The children actively participate in demonstrations launched by organisations like the Bhopal Group for Information and Action, the Bhopal Gas Peedit Stationery Karmachari Sanghatan and the Bhopal Gas Peedit Mahila Purush Sangathan Morcha which act as pressure groups against the state and central governments because of their inability to get justice for the victims of the Bhopal gas tragedy.
"Last year we burnt an effigy of (Minister of Environment and Forests) Jairam Ramesh in a prohibited area for his support of Dow," says Sareeta.
For her age and background Sareeta is quite resourceful and knows a great deal about the Bhopal gas tragedy.
Ask her why she is fighting Dow Chemicals when the gas leaked out of the Union Carbide India factory, a subsidiary of Union Carbide Corporation USA, and pat comes the reply: Dow Chemicals should accept the responsibility because they took over UCC in February 2001.
"Bhopal is now Dow's liability," she says.
Sareeta and Safreen Khan, another member of Children Against Dow-Carbide, traveled to 36 cities in the United States between April 12, 2009 and June 5, 2009 to create awareness about the problems they faced in Bhopal because of Dow-Carbide.
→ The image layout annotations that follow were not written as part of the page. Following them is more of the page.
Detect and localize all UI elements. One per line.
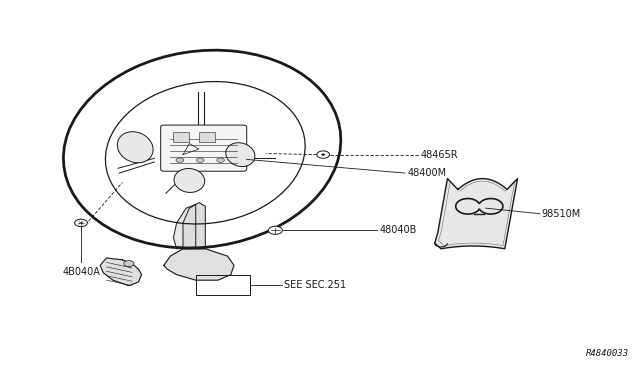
Text: 48465R: 48465R [420,150,458,160]
Polygon shape [173,205,196,249]
Polygon shape [164,249,234,280]
Text: SEE SEC.251: SEE SEC.251 [284,280,346,290]
Ellipse shape [117,132,153,163]
Bar [196,275,250,295]
Polygon shape [100,258,141,286]
Ellipse shape [174,169,205,192]
Circle shape [217,158,225,162]
Circle shape [321,154,325,156]
Text: R4840033: R4840033 [586,349,629,358]
Text: 98510M: 98510M [541,209,581,219]
Circle shape [196,158,204,162]
Circle shape [176,158,184,162]
Ellipse shape [226,143,255,167]
Text: 4B040A: 4B040A [62,267,100,277]
Polygon shape [183,203,205,249]
FancyBboxPatch shape [161,125,246,171]
Circle shape [124,260,134,266]
Circle shape [317,151,330,158]
Text: 48400M: 48400M [408,168,447,178]
Circle shape [268,226,282,234]
Bar [199,132,215,142]
Bar [173,132,189,142]
Polygon shape [435,179,518,249]
Text: 48040B: 48040B [380,225,417,235]
Circle shape [75,219,88,227]
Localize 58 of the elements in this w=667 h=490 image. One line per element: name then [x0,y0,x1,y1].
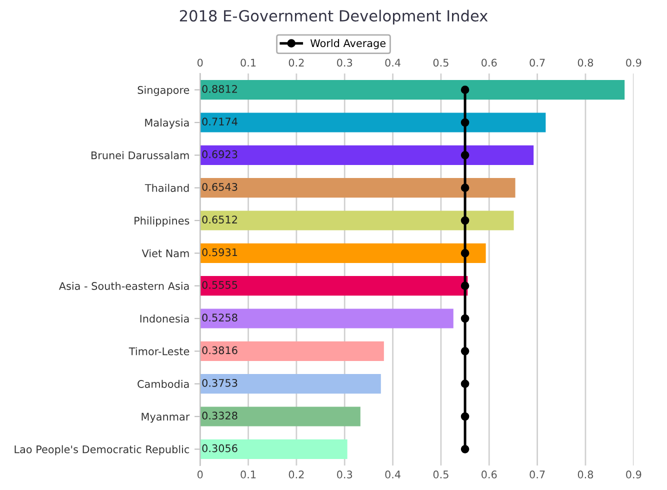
data-label: 0.6543 [202,182,238,191]
x2-tick-label: 0.5 [433,58,448,67]
data-label: 0.6923 [202,150,238,158]
data-label: 0.5931 [202,248,238,256]
data-label: 0.3753 [202,378,238,387]
y-tick-label: Philippines [134,216,190,227]
y-tick-label: Viet Nam [142,249,189,258]
y-tick-label: Malaysia [145,118,189,129]
bar [200,341,384,361]
x2-tick-label: 0.2 [288,58,304,67]
x-tick-label: 0 [197,470,203,478]
x-tick-label: 0.5 [433,470,448,478]
x-tick-label: 0.9 [626,470,642,478]
x-tick-label: 0.1 [240,470,256,478]
legend-label: World Average [310,39,386,50]
x2-tick-label: 0 [197,58,203,67]
bar [200,308,454,328]
x-tick-label: 0.4 [385,470,400,478]
x2-tick-label: 0.6 [482,58,497,67]
bar [200,439,348,459]
y-tick-label: Singapore [138,86,190,96]
y-tick-label: Thailand [144,184,189,192]
y-tick-label: Brunei Darussalam [92,151,189,160]
x2-tick-label: 0.4 [385,58,400,67]
data-label: 0.5555 [202,280,238,289]
chart-title: 2018 E-Government Development Index [180,10,488,25]
data-label: 0.8812 [202,84,237,93]
x-tick-label: 0.7 [530,470,545,478]
x2-tick-label: 0.7 [530,58,545,67]
x-tick-label: 0.3 [337,470,352,478]
data-label: 0.3328 [202,412,238,420]
bar [200,374,381,394]
bar [200,112,546,132]
y-tick-label: Asia - South-eastern Asia [58,282,189,290]
bar [200,276,468,296]
bar [200,145,534,165]
data-label: 0.3056 [202,444,238,452]
bar [200,243,486,263]
bar [200,80,625,100]
x-tick-label: 0.6 [482,470,497,478]
bar [200,406,360,426]
data-label: 0.7174 [202,118,238,126]
y-tick-label: Indonesia [140,314,189,323]
x2-tick-label: 0.1 [240,58,256,67]
x-tick-label: 0.8 [578,470,594,478]
y-tick-label: Timor-Leste [128,347,190,356]
x-tick-label: 0.2 [288,470,304,478]
data-label: 0.5258 [202,314,238,322]
x2-tick-label: 0.8 [578,58,594,67]
x2-tick-label: 0.3 [337,58,352,67]
y-tick-label: Lao People's Democratic Republic [14,445,190,456]
x2-tick-label: 0.9 [626,58,642,67]
y-tick-label: Myanmar [142,412,190,423]
bar [200,178,516,198]
data-label: 0.6512 [202,216,237,224]
data-label: 0.3816 [202,346,238,354]
y-tick-label: Cambodia [138,380,189,388]
bar [200,210,514,230]
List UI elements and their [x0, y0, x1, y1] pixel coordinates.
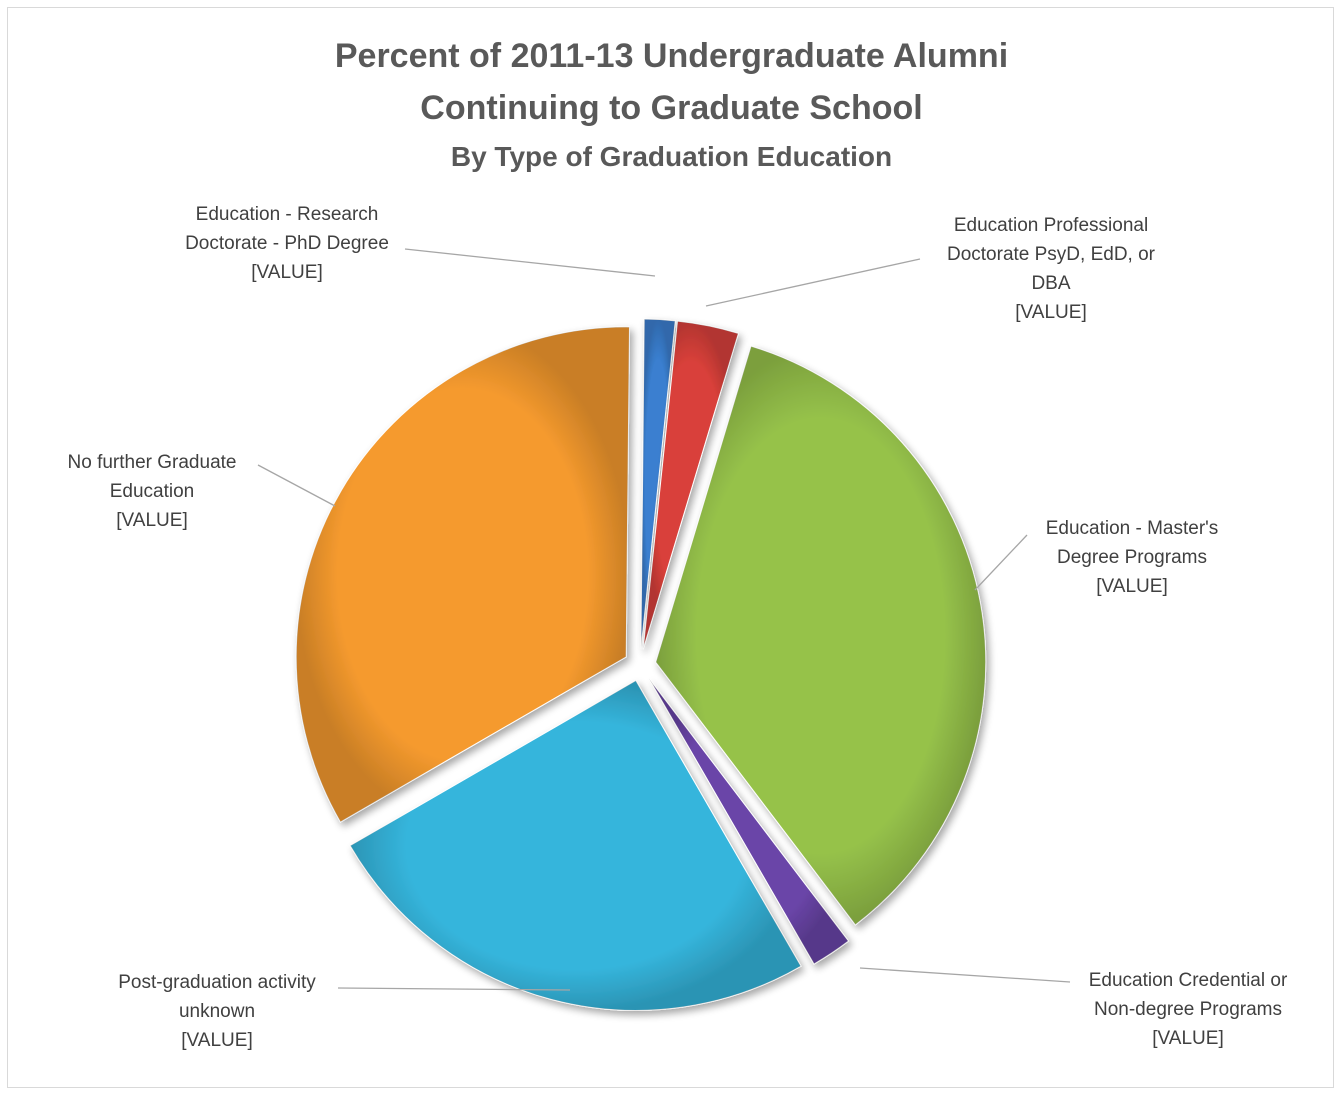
data-label-education-credential-or-non-degree-programs: Education Credential or Non-degree Progra… — [1089, 970, 1288, 1049]
pie-slice-bevel — [296, 326, 630, 823]
data-label-education-research-doctorate-phd-degree: Education - Research Doctorate - PhD Degr… — [185, 204, 389, 283]
leader-line-post-graduation-activity-unknown — [337, 987, 571, 991]
data-label-line: DBA — [1031, 273, 1070, 294]
pie-slice-education-professional-doctorate-psyd-edd-or-dba — [642, 320, 740, 650]
chart-title-line2: Continuing to Graduate School — [420, 89, 923, 127]
leader-line-education-credential-or-non-degree-programs — [859, 967, 1071, 983]
pie-slice-no-further-graduate-education — [295, 326, 630, 823]
pie-slice-bevel — [350, 680, 802, 1011]
pie-slice-education-research-doctorate-phd-degree — [640, 318, 676, 650]
data-label-no-further-graduate-education: No further Graduate Education [VALUE] — [68, 452, 237, 531]
data-label-line: [VALUE] — [1096, 576, 1167, 597]
pie-slice-post-graduation-activity-unknown — [349, 679, 802, 1011]
data-label-line: Education — [110, 481, 195, 502]
leader-line-education-master-s-degree-programs — [974, 534, 1028, 591]
data-label-education-master-s-degree-programs: Education - Master's Degree Programs [VALU… — [1046, 518, 1219, 597]
data-label-line: [VALUE] — [251, 262, 322, 283]
leader-line-education-professional-doctorate-psyd-edd-or-dba — [705, 258, 921, 307]
pie-slice-bevel — [648, 678, 849, 965]
data-label-post-graduation-activity-unknown: Post-graduation activity unknown [VALUE] — [118, 972, 316, 1051]
data-label-education-professional-doctorate-psyd-edd-or-dba: Education Professional Doctorate PsyD, Ed… — [947, 215, 1156, 323]
data-label-line: [VALUE] — [116, 510, 187, 531]
chart-subtitle: By Type of Graduation Education — [450, 141, 893, 172]
pie-slice-education-master-s-degree-programs — [655, 345, 987, 926]
chart-frame — [7, 7, 1334, 1088]
pie-slice-bevel — [655, 346, 986, 925]
data-label-line: Education Professional — [954, 215, 1148, 236]
data-label-line: Doctorate PsyD, EdD, or — [947, 244, 1156, 265]
data-label-line: No further Graduate — [68, 452, 237, 473]
data-label-line: Education - Research — [196, 204, 379, 225]
data-label-line: unknown — [179, 1001, 255, 1022]
data-label-line: Non-degree Programs — [1094, 999, 1282, 1020]
data-label-line: Education Credential or — [1089, 970, 1288, 991]
data-label-line: Degree Programs — [1057, 547, 1207, 568]
pie-slice-education-credential-or-non-degree-programs — [648, 678, 850, 965]
pie-slice-bevel — [640, 319, 676, 650]
data-label-line: [VALUE] — [1152, 1028, 1223, 1049]
data-label-line: [VALUE] — [181, 1030, 252, 1051]
data-label-line: [VALUE] — [1015, 302, 1086, 323]
leader-line-no-further-graduate-education — [257, 464, 336, 507]
data-label-line: Doctorate - PhD Degree — [185, 233, 389, 254]
data-label-line: Education - Master's — [1046, 518, 1219, 539]
leader-line-education-research-doctorate-phd-degree — [404, 248, 656, 277]
pie-slice-bevel — [643, 321, 739, 650]
chart-title: Percent of 2011-13 Undergraduate Alumni — [334, 37, 1009, 75]
data-label-line: Post-graduation activity — [118, 972, 316, 993]
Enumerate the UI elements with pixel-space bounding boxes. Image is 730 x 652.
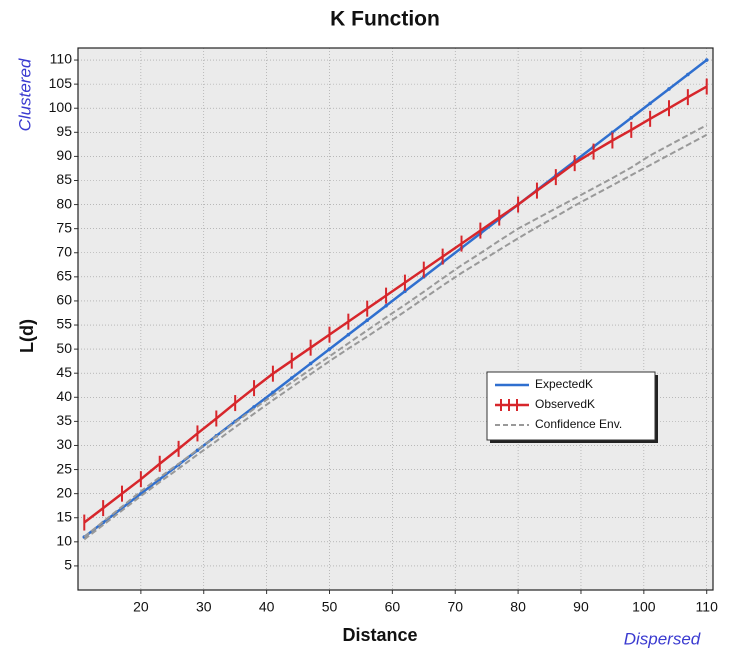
y-tick-label: 30 — [56, 436, 72, 452]
legend-label: Confidence Env. — [535, 417, 622, 431]
y-tick-label: 100 — [49, 99, 73, 115]
x-tick-label: 70 — [447, 599, 463, 615]
legend-label: ExpectedK — [535, 377, 593, 391]
clustered-annotation: Clustered — [15, 58, 34, 131]
y-tick-label: 105 — [49, 75, 73, 91]
series-line — [83, 133, 708, 541]
point-marker — [704, 58, 709, 62]
y-tick-label: 40 — [56, 388, 72, 404]
x-tick-label: 40 — [259, 599, 275, 615]
y-tick-label: 85 — [56, 171, 72, 187]
series-line-upper — [83, 124, 708, 538]
point-marker — [629, 116, 634, 120]
x-tick-label: 110 — [696, 599, 719, 615]
x-tick-label: 90 — [573, 599, 589, 615]
y-tick-label: 5 — [64, 557, 72, 573]
x-tick-label: 60 — [385, 599, 401, 615]
y-tick-label: 35 — [56, 412, 72, 428]
x-tick-label: 20 — [133, 599, 149, 615]
y-tick-label: 65 — [56, 268, 72, 284]
y-tick-label: 95 — [56, 123, 72, 139]
y-tick-label: 55 — [56, 316, 72, 332]
y-tick-label: 45 — [56, 364, 72, 380]
y-tick-label: 15 — [56, 508, 72, 524]
point-marker — [195, 448, 200, 453]
y-tick-label: 50 — [56, 340, 72, 356]
series-line — [83, 85, 708, 524]
chart-title: K Function — [330, 8, 440, 31]
point-marker — [384, 303, 388, 308]
y-tick-label: 10 — [56, 533, 72, 549]
point-marker — [308, 361, 313, 366]
y-tick-label: 90 — [56, 147, 72, 163]
point-marker — [271, 390, 275, 395]
legend-label: ObservedK — [535, 397, 595, 411]
y-tick-label: 20 — [56, 484, 72, 500]
y-tick-label: 110 — [50, 51, 73, 67]
point-marker — [327, 347, 332, 351]
x-tick-label: 80 — [510, 599, 526, 615]
dispersed-annotation: Dispersed — [624, 629, 701, 648]
x-tick-label: 50 — [322, 599, 338, 615]
point-marker — [667, 87, 671, 91]
y-tick-label: 70 — [56, 243, 72, 259]
y-axis-label: L(d) — [17, 319, 37, 353]
y-tick-label: 25 — [56, 460, 72, 476]
point-marker — [346, 332, 351, 337]
point-marker — [365, 318, 370, 323]
plot-area — [78, 48, 713, 590]
x-tick-label: 100 — [632, 599, 656, 615]
x-axis-label: Distance — [342, 625, 417, 645]
plot-frame — [77, 47, 714, 591]
point-marker — [648, 101, 652, 106]
x-tick-label: 30 — [196, 599, 212, 615]
point-marker — [252, 405, 256, 409]
point-marker — [289, 376, 294, 380]
y-tick-label: 80 — [56, 195, 72, 211]
y-tick-label: 75 — [56, 219, 72, 235]
y-tick-label: 60 — [56, 292, 72, 308]
point-marker — [686, 72, 690, 77]
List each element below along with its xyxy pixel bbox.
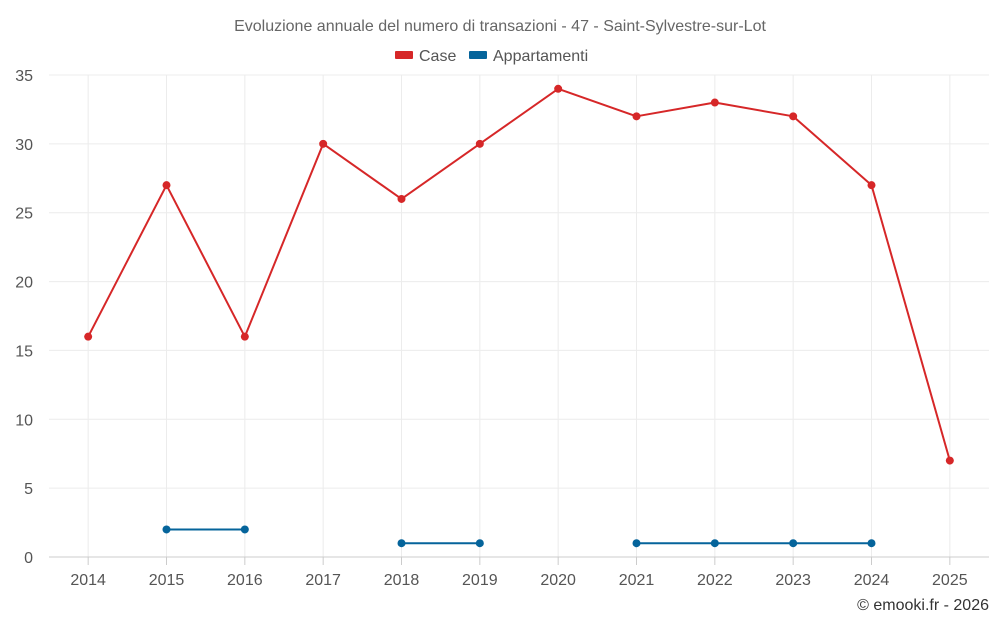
- legend-swatch-case: [395, 51, 413, 59]
- data-point-case-2025[interactable]: [945, 456, 954, 465]
- grid: [49, 74, 989, 557]
- series: [84, 84, 954, 548]
- x-tick-label: 2025: [932, 572, 968, 589]
- x-tick-label: 2016: [227, 572, 263, 589]
- x-tick-label: 2019: [462, 572, 498, 589]
- data-point-appartamenti-2024[interactable]: [867, 539, 876, 548]
- data-point-appartamenti-2021[interactable]: [632, 539, 641, 548]
- data-point-appartamenti-2022[interactable]: [710, 539, 719, 548]
- data-point-appartamenti-2023[interactable]: [789, 539, 798, 548]
- data-point-case-2022[interactable]: [710, 98, 719, 107]
- data-point-case-2021[interactable]: [632, 112, 641, 121]
- legend-label-appartamenti: Appartamenti: [493, 48, 588, 65]
- series-line-case: [87, 87, 951, 462]
- data-point-case-2020[interactable]: [554, 84, 563, 93]
- y-tick-label: 35: [15, 68, 33, 85]
- x-tick-label: 2015: [149, 572, 185, 589]
- y-tick-label: 20: [15, 275, 33, 292]
- y-tick-label: 25: [15, 206, 33, 223]
- data-point-case-2015[interactable]: [162, 181, 171, 190]
- data-point-appartamenti-2018[interactable]: [397, 539, 406, 548]
- data-point-appartamenti-2016[interactable]: [240, 525, 249, 534]
- y-tick-label: 10: [15, 412, 33, 429]
- x-tick-label: 2024: [854, 572, 890, 589]
- y-tick-label: 0: [24, 550, 33, 567]
- x-tick-label: 2020: [540, 572, 576, 589]
- legend-label-case: Case: [419, 48, 456, 65]
- legend-item-case[interactable]: Case: [395, 48, 456, 65]
- x-tick-label: 2018: [384, 572, 420, 589]
- chart-title: Evoluzione annuale del numero di transaz…: [234, 18, 766, 35]
- x-tick-label: 2017: [305, 572, 341, 589]
- data-point-case-2018[interactable]: [397, 194, 406, 203]
- data-point-case-2024[interactable]: [867, 181, 876, 190]
- x-tick-label: 2023: [775, 572, 811, 589]
- data-point-appartamenti-2019[interactable]: [475, 539, 484, 548]
- x-tick-label: 2022: [697, 572, 733, 589]
- data-point-case-2016[interactable]: [240, 332, 249, 341]
- y-tick-label: 15: [15, 343, 33, 360]
- x-tick-label: 2021: [619, 572, 655, 589]
- data-point-case-2019[interactable]: [475, 139, 484, 148]
- y-tick-label: 5: [24, 481, 33, 498]
- data-point-case-2014[interactable]: [84, 332, 93, 341]
- data-point-case-2023[interactable]: [789, 112, 798, 121]
- credit-text: © emooki.fr - 2026: [857, 597, 989, 614]
- legend-item-appartamenti[interactable]: Appartamenti: [469, 48, 588, 65]
- y-tick-label: 30: [15, 137, 33, 154]
- x-tick-label: 2014: [70, 572, 106, 589]
- legend-swatch-appartamenti: [469, 51, 487, 59]
- data-point-case-2017[interactable]: [319, 139, 328, 148]
- data-point-appartamenti-2015[interactable]: [162, 525, 171, 534]
- legend: Case Appartamenti: [395, 48, 588, 65]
During their visits to Boston, New York, Atlanta, Washington DC and Los Angeles among other cities they met with United States Congressmen Frank Pallone and Michael Capuano. Wherever these children went they put forth information about the birth defect rates in Bhopal (almost five times the national average), how allergies peeled off skins from Bhopal residents's legs and hands and how children in the poor colonies of Budhwara, Chhota Taalab, Blue Moon Colony, Gupta Nagar and PGBT College suffered from breathlessness and weakness because of the after-effects of gases that leaked out of the UCC factory in Bhopal and seeped into their water tables.